2. La décision d’exclusion

[21] Le critère pour établir s’il y a lieu à l’exclusion a été énoncé dans l’arrêt Canada (Citoyenneté et Immigration) c Zeng, 2010 CAF 118 au para 28 :

Compte tenu de tous les facteurs pertinents existant à la date de l’audience, le demandeur a‑t‑il, dans le tiers pays, un statut essentiellement semblable à celui des ressortissants de ce pays? Si la réponse est affirmative, le demandeur est exclu. Si la réponse est négative, il faut se demander si le demandeur avait précédemment ce statut et s’il l’a perdu, ou s’il pouvait obtenir ce statut et qu’il ne l’a pas fait. Si la réponse est négative, le demandeur n’est pas exclu en vertu de la section 1E. Si elle est affirmative, la SPR doit soupeser différents facteurs, notamment la raison de la perte du statut (volontaire ou involontaire), la possibilité, pour le demandeur, de retourner dans le tiers pays, le risque auquel le demandeur serait exposé dans son pays d’origine, les obligations internationales du Canada et tous les autres faits pertinents.

[22] Le fardeau d’établir l’exclusion incombe au ministre, mais selon une norme de preuve moindre que la prépondérance des probabilités. Une fois que le ministre a établi prima facie qu’il s’agit d’un cas d’exclusion, il incombe alors au demandeur d’établir qu’il a perdu ce statut : voir la décision Wasel c Canada (Citoyenneté et Immigration), 2015 CF 1409 aux para 15, 16.

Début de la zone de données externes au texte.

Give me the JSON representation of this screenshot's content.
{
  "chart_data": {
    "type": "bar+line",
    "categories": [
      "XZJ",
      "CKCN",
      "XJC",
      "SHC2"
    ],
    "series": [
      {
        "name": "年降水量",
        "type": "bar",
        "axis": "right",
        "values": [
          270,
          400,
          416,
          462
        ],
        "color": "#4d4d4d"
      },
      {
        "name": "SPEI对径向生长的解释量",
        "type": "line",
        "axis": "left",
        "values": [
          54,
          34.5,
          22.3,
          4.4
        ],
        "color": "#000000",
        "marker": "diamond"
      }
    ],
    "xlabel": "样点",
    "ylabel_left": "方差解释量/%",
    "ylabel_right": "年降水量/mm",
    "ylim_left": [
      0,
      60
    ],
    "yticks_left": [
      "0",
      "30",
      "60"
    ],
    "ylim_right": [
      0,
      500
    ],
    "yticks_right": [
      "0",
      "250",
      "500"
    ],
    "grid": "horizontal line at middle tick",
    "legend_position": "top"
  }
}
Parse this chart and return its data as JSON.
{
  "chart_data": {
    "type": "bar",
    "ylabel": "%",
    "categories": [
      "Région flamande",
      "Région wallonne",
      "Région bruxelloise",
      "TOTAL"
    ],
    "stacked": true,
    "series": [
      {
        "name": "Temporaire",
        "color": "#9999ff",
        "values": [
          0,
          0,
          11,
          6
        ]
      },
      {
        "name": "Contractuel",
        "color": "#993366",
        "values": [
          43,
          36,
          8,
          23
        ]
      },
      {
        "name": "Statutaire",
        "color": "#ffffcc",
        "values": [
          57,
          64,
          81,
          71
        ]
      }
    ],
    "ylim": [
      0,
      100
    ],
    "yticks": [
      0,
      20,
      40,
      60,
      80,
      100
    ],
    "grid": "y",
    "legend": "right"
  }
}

[23] En l’espèce, le défendeur s’est acquitté de son fardeau initial en se fondant sur les éléments de preuve indiquant que le demandeur est arrivé au Canada avec une carte de résident permanent italienne.

[24] La SPR et la SAR ont conclu que la résidence permanente du demandeur n’avait pas expiré, qu’il n’avait pas établi, selon la prépondérance des probabilités, qu’il avait perdu son statut de résident permanent en Italie et qu’il ne pouvait pas y retourner. Il a été constaté que le permis de résident permanent du demandeur était un document permanent sans expiration et valide pour une période indéterminée. De plus, il a été souligné que le demandeur n’avait eu aucune difficulté à renouveler son statut en Italie pendant 20 ans, que son épouse et ses enfants vivaient en Italie avec un statut à la date de l’audience de la SPR et que leur statut était fondé sur le statut de résident permanent de l’appelant en Italie.

[25] La SAR a fondé sa décision sur le point 3.8 du Cartable national de documentation pour l’Italie qui indique que le permis de résident peut être révoqué. L’emploi du mot « peut » suppose que le statut de résident permanent du demandeur n’avait peut-être pas été révoqué. En se fondant sur cet élément, il était raisonnable que la SAR conclue que le statut de résident permanent du demandeur n’avait pas été révoqué. Il incombe au demandeur de démontrer que son statut de résident permanent a été révoqué. Il ne l’a pas fait.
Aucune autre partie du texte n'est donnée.